Questions about deer can divide island residents. Firearm hunting is seen as dangerous on some of the small islands, and yet, because of their size, the opportunity to eradicate the herd from an island is attractive as a potential fix. But that fix may not be permanent.
“Most islands are close enough to the mainland for deer to be able to swim out,” Elias observed. “Not all want or can get rid of deer herds.”
But there is evidence that deer are at the center of the problem.
Peter Rand, a medical doctor with the lab who has researched the tick problem in Maine over the last 30 years, recalls some of the key discoveries.
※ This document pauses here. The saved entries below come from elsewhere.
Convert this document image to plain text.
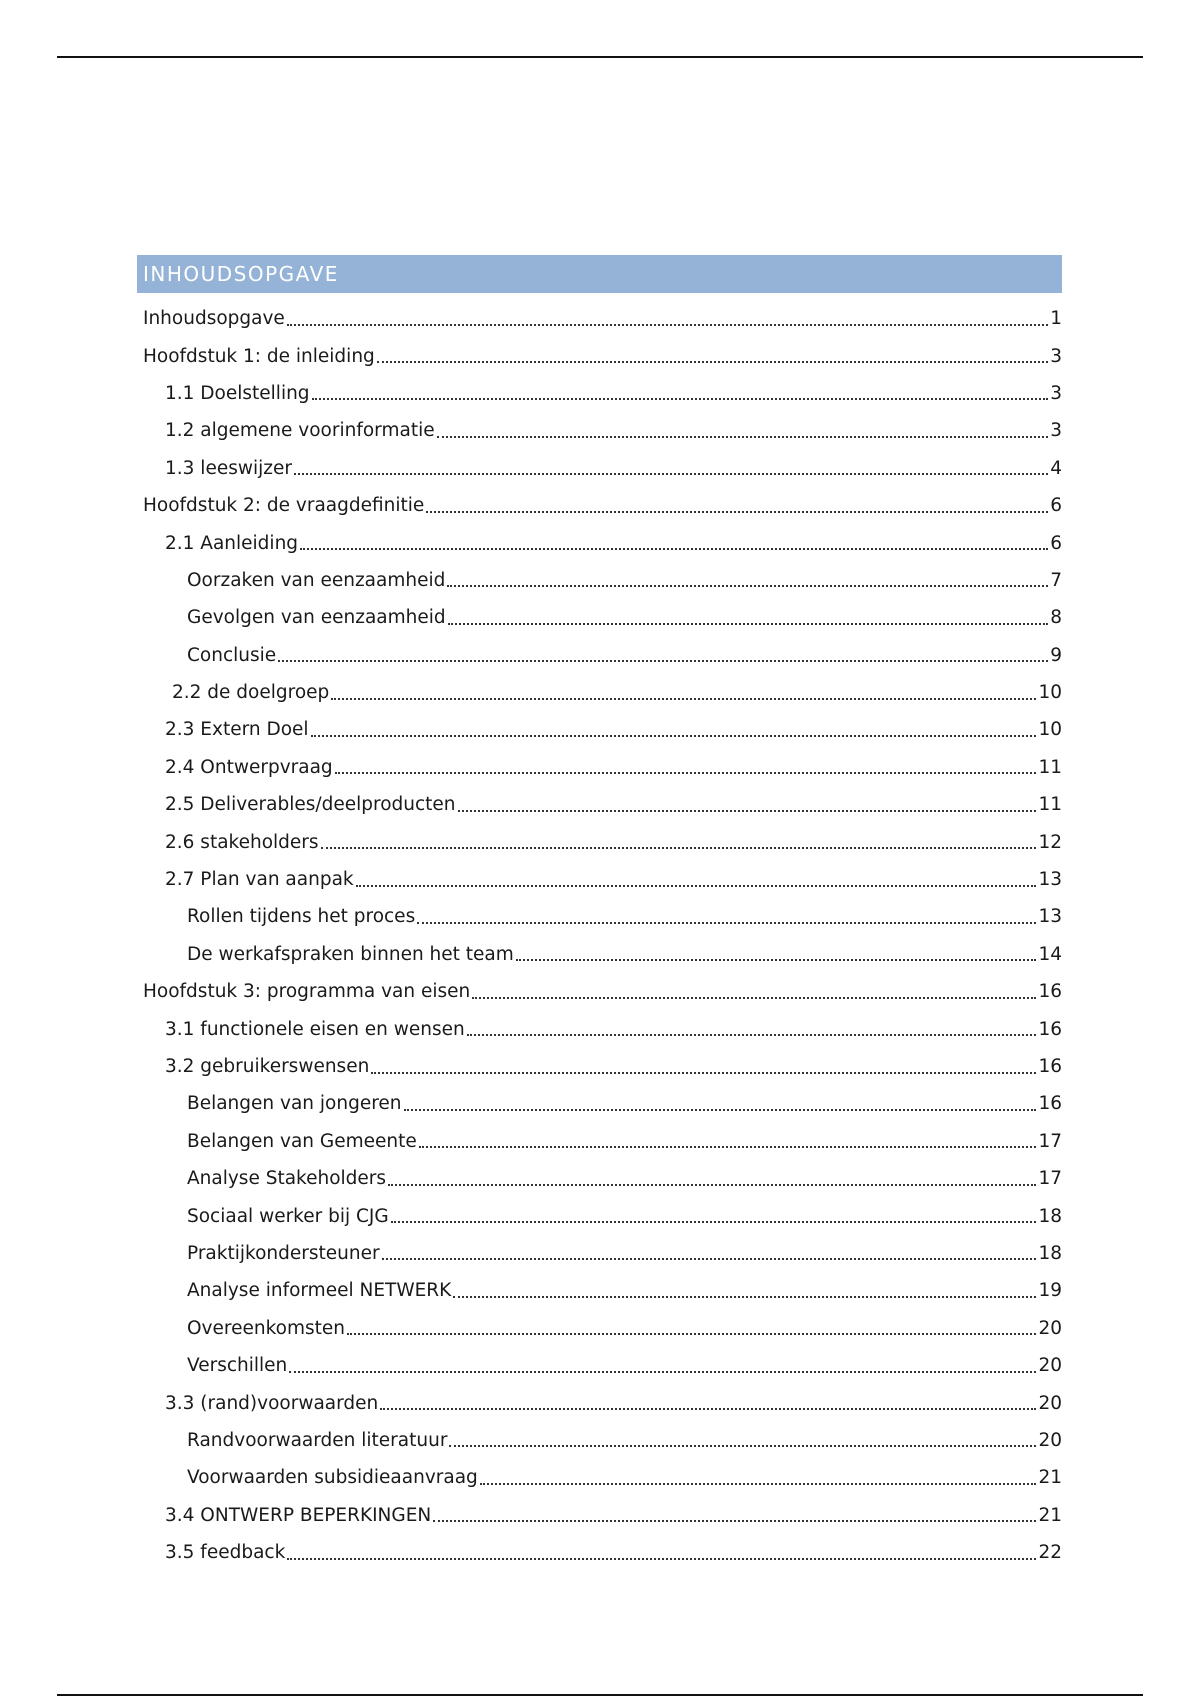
INHOUDSOPGAVE
Inhoudsopgave	1
Hoofdstuk 1: de inleiding	3
1.1 Doelstelling	3
1.2 algemene voorinformatie	3
1.3 leeswijzer	4
Hoofdstuk 2: de vraagdefinitie	6
2.1 Aanleiding	6
Oorzaken van eenzaamheid	7
Gevolgen van eenzaamheid	8
Conclusie	9
2.2 de doelgroep	10
2.3 Extern Doel	10
2.4 Ontwerpvraag	11
2.5 Deliverables/deelproducten	11
2.6 stakeholders	12
2.7 Plan van aanpak	13
Rollen tijdens het proces	13
De werkafspraken binnen het team	14
Hoofdstuk 3: programma van eisen	16
3.1 functionele eisen en wensen	16
3.2 gebruikerswensen	16
Belangen van jongeren	16
Belangen van Gemeente	17
Analyse Stakeholders	17
Sociaal werker bij CJG	18
Praktijkondersteuner	18
Analyse informeel NETWERK	19
Overeenkomsten	20
Verschillen	20
3.3 (rand)voorwaarden	20
Randvoorwaarden literatuur	20
Voorwaarden subsidieaanvraag	21
3.4 ONTWERP BEPERKINGEN	21
3.5 feedback	22
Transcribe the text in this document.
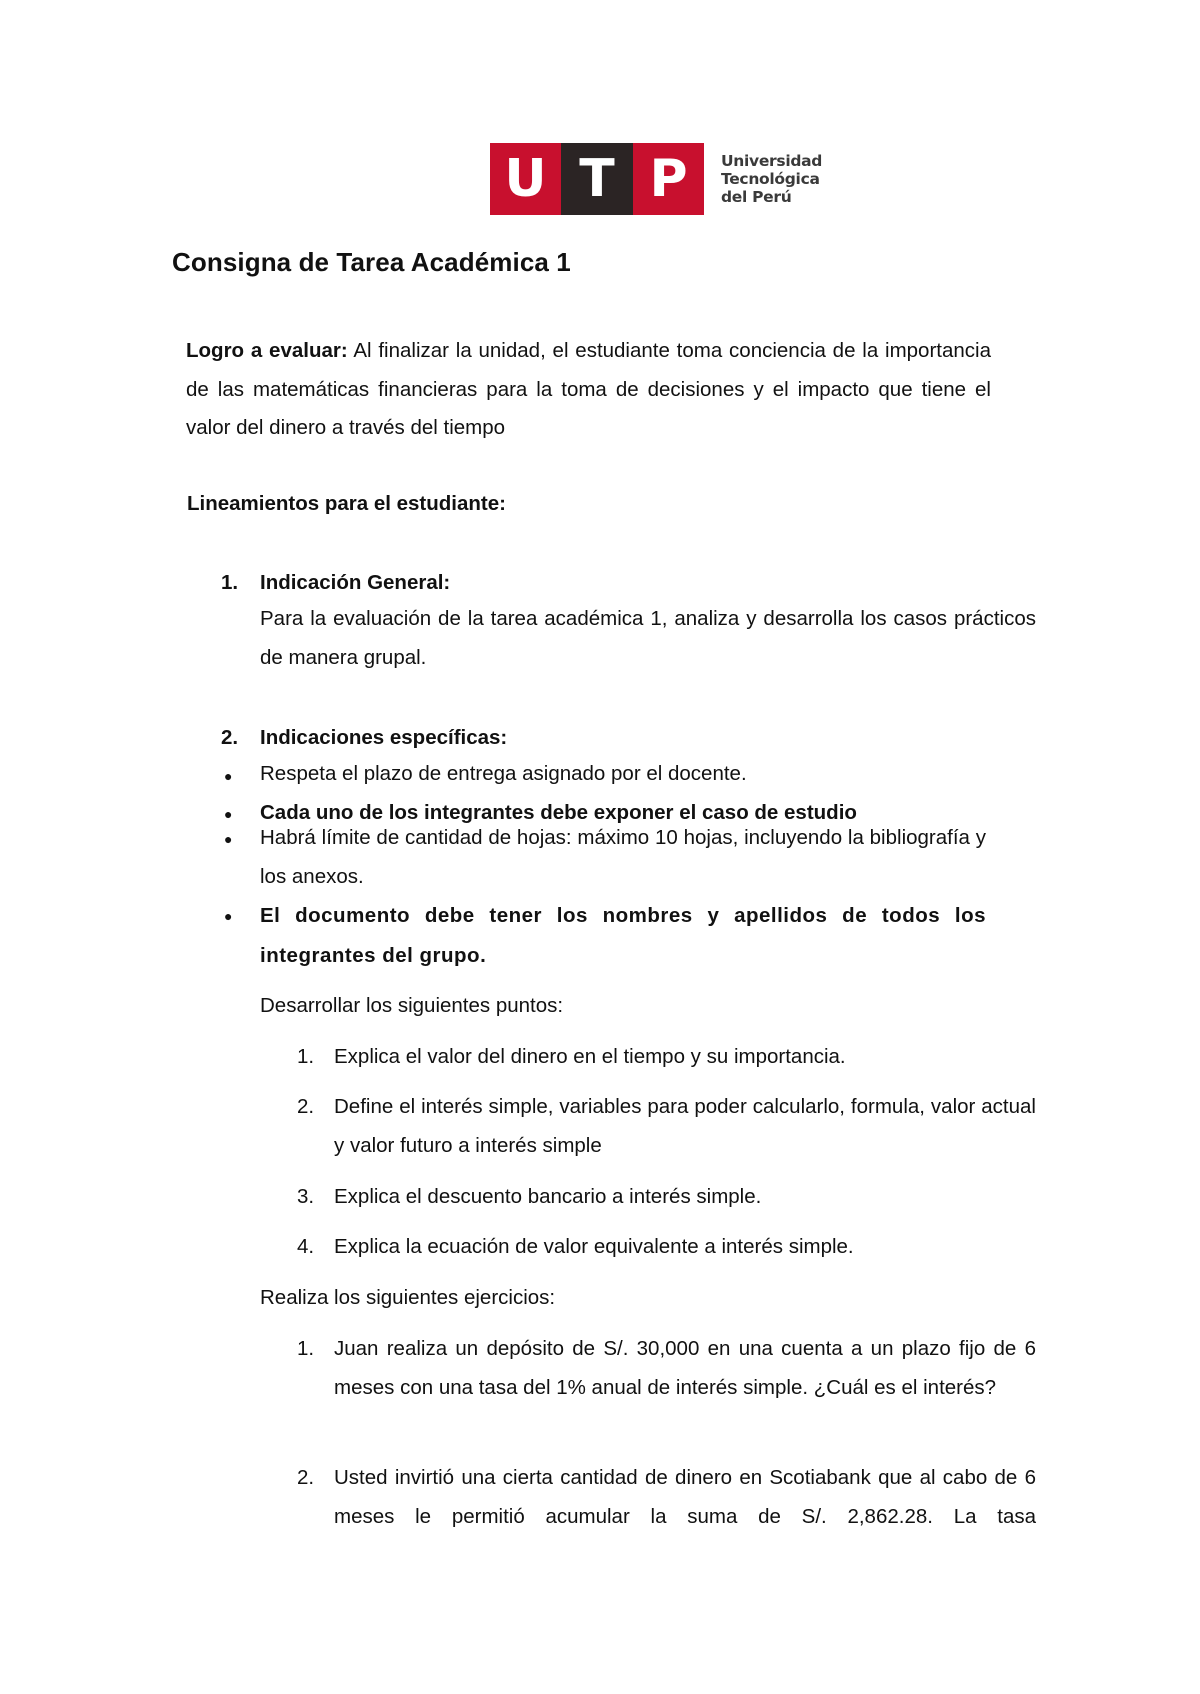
U T P	Universidad
Tecnológica
del Perú
Consigna de Tarea Académica 1
Logro a evaluar: Al finalizar la unidad, el estudiante toma conciencia de la importancia de las matemáticas financieras para la toma de decisiones y el impacto que tiene el valor del dinero a través del tiempo
Lineamientos para el estudiante:
1. Indicación General:
Para la evaluación de la tarea académica 1, analiza y desarrolla los casos prácticos de manera grupal.
2. Indicaciones específicas:
● Respeta el plazo de entrega asignado por el docente.
● Cada uno de los integrantes debe exponer el caso de estudio
● Habrá límite de cantidad de hojas: máximo 10 hojas, incluyendo la bibliografía y los anexos.
● El documento debe tener los nombres y apellidos de todos los integrantes del grupo.
Desarrollar los siguientes puntos:
1. Explica el valor del dinero en el tiempo y su importancia.
2. Define el interés simple, variables para poder calcularlo, formula, valor actual y valor futuro a interés simple
3. Explica el descuento bancario a interés simple.
4. Explica la ecuación de valor equivalente a interés simple.
Realiza los siguientes ejercicios:
1. Juan realiza un depósito de S/. 30,000 en una cuenta a un plazo fijo de 6 meses con una tasa del 1% anual de interés simple. ¿Cuál es el interés?
2. Usted invirtió una cierta cantidad de dinero en Scotiabank que al cabo de 6 meses le permitió acumular la suma de S/. 2,862.28. La tasa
“Monhegan was the big one. The island provided the only study showing that complete and permanent removal of deer breaks the deer tick cycle, which leads to vanishing numbers of ticks and Lyme disease. It also demonstrated for the first time that Norway rats are excellent at infecting ticks with the Lyme bacteria, and that feeding deer with ivermectin, which is given dogs to prevent heartworm, kills the ticks that feed on them.”
Elias said half of the island communities have contacted the Maine Center for Disease Control for assistance. One approach to mitigating the deer tick problem is reduce its habitat, she said. Japanese barberry, an invasive plant found in a forested area’s understory, “is a really good tick habitat.”
Islands with economies that rely on lobstering are wary of using pesticides that could end up in the water, but there is a non-toxic alternative. Elias said rosemary oil compounds work as a contact poison for ticks, and can be part of an effective integrated pest management plan.
“The key is flexibility,” she said of community response to the problem. “No one tool is the silver bullet.”